This document describes the "mechanics" of using an MPI program on Virginia Tech's System X. It assumes that an MPI program has already been written.
Refer to An Introduction to MPI for a very brief overview of MPI.
This document will simply walk you through a typical series of steps that take an MPI program on your "home" machine, run it on System X, and bring the results back home.
At the end of this document are instructions on how to actually carry out these steps, using sample files available on the web.
For this simple introduction, we'll make a number of assumptions.
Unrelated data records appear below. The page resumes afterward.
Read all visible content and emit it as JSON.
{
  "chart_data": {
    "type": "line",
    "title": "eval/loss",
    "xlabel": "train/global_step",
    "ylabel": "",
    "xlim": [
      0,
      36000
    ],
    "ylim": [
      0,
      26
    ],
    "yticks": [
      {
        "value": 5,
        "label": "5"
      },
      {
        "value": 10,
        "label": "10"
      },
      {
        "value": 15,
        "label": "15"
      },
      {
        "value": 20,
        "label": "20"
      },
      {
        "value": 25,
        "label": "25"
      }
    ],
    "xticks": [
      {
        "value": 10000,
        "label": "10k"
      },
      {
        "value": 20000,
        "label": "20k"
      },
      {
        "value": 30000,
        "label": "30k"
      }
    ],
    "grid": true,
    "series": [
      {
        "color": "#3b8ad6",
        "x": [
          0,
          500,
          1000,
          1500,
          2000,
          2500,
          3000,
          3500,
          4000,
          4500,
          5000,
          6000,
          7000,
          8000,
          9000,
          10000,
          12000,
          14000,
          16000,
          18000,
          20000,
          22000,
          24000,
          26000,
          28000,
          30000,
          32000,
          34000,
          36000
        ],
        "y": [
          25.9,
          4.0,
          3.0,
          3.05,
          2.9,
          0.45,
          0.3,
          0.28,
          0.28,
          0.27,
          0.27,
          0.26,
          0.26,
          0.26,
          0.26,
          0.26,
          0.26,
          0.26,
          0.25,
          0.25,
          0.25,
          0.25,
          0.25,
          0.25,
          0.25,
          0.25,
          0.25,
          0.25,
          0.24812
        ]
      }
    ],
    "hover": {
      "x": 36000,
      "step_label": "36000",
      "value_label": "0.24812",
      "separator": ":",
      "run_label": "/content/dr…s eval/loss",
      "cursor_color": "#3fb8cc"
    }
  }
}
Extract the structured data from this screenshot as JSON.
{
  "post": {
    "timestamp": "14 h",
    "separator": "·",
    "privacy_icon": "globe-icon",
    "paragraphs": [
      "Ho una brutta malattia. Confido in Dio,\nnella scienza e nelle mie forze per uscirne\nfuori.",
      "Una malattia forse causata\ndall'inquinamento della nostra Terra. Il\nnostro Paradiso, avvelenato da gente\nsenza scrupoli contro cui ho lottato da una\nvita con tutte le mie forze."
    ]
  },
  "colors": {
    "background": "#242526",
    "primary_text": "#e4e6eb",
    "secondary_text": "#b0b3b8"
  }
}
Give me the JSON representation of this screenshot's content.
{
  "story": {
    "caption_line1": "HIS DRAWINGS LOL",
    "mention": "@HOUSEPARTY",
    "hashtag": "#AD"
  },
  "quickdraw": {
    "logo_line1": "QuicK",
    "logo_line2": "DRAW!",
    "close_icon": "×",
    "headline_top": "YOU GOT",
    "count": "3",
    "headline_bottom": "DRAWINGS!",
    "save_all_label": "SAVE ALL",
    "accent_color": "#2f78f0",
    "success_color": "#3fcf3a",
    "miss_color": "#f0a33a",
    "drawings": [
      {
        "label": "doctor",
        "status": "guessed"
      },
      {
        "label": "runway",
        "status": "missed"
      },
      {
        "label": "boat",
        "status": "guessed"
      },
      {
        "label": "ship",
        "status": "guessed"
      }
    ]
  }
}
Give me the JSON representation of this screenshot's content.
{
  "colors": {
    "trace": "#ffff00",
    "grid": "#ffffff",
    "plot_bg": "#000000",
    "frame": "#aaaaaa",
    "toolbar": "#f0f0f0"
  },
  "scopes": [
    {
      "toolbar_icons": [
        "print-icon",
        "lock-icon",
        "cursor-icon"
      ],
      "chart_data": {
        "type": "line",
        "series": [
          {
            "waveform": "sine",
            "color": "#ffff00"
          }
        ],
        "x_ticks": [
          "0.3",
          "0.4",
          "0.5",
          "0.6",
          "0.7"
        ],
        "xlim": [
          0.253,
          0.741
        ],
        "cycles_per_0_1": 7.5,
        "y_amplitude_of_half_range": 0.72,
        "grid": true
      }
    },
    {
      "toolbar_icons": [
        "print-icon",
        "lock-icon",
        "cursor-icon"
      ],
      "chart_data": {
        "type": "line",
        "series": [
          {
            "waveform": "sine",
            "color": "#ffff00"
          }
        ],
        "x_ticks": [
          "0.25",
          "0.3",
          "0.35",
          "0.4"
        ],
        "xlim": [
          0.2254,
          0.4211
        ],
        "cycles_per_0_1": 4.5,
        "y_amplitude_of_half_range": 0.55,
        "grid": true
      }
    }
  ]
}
(One file, simple name): We'll assume you have a program, already written, which uses MPI, that the program consists of a single file, written in C, and that this file is called program.c.
(No input/Only standard output): We'll also assume for now that the program needs no input, and that the output of the program is entirely directed to the standard output device. In other words, the executing program does not read from or write to any auxilliary files.
(Source code on home machine): We'll assume this source code file is sitting in the source_code subdirectory on your home machine home_mac.
Our goal then is to transfer the file to System X, compile it, run it, and retrieve the output.
System X comprises 1100 nodes, each containing two processors. Most of these nodes are compute nodes, which are used exclusively for computation. But a few nodes, known as compile nodes, are set aside for interactive use, allowing users to create file directories, store files, compile them, submit jobs, and so on.
The System X compile nodes we are interested in have the following IP addresses:
To compile your program, you will need to transfer the source code of your MPI program to one of these nodes. This can be done with the secure FTP program sftp. Here is a typical session, which suggests how you might transfer the file. We are assuming here that you already set up a subdirectory on System X called work_directory.
home_mac: sftp sysx1.arc.vt.edu
sysx1: Password for user: xxxxx
sysx1: cd work_directory
sysx1: lcd source_code
sysx1: put program.c
sysx1: ls
sysx1: program.c
sysx1: quit
home_mac:
Note that the commands cd, pwd and ls are carried out on the remote machine (sysx1 in this case) while the corresponding commands lcd, lpwd and lls will be carried out on the local machine (home_mac in this example). The put command moves files from the local to the remote machine, while the get command brings files from the remote machine to the local one. If multiple files are to be transferred, the mget and mput commands can be used.
Once the source code file has been transferred to one of the compile nodes, you can log in to the compile node and compile your file. Since there is a single file server shared by all the compile nodes, you can log in to any one of the compile nodes you like, and you will see the same set of files.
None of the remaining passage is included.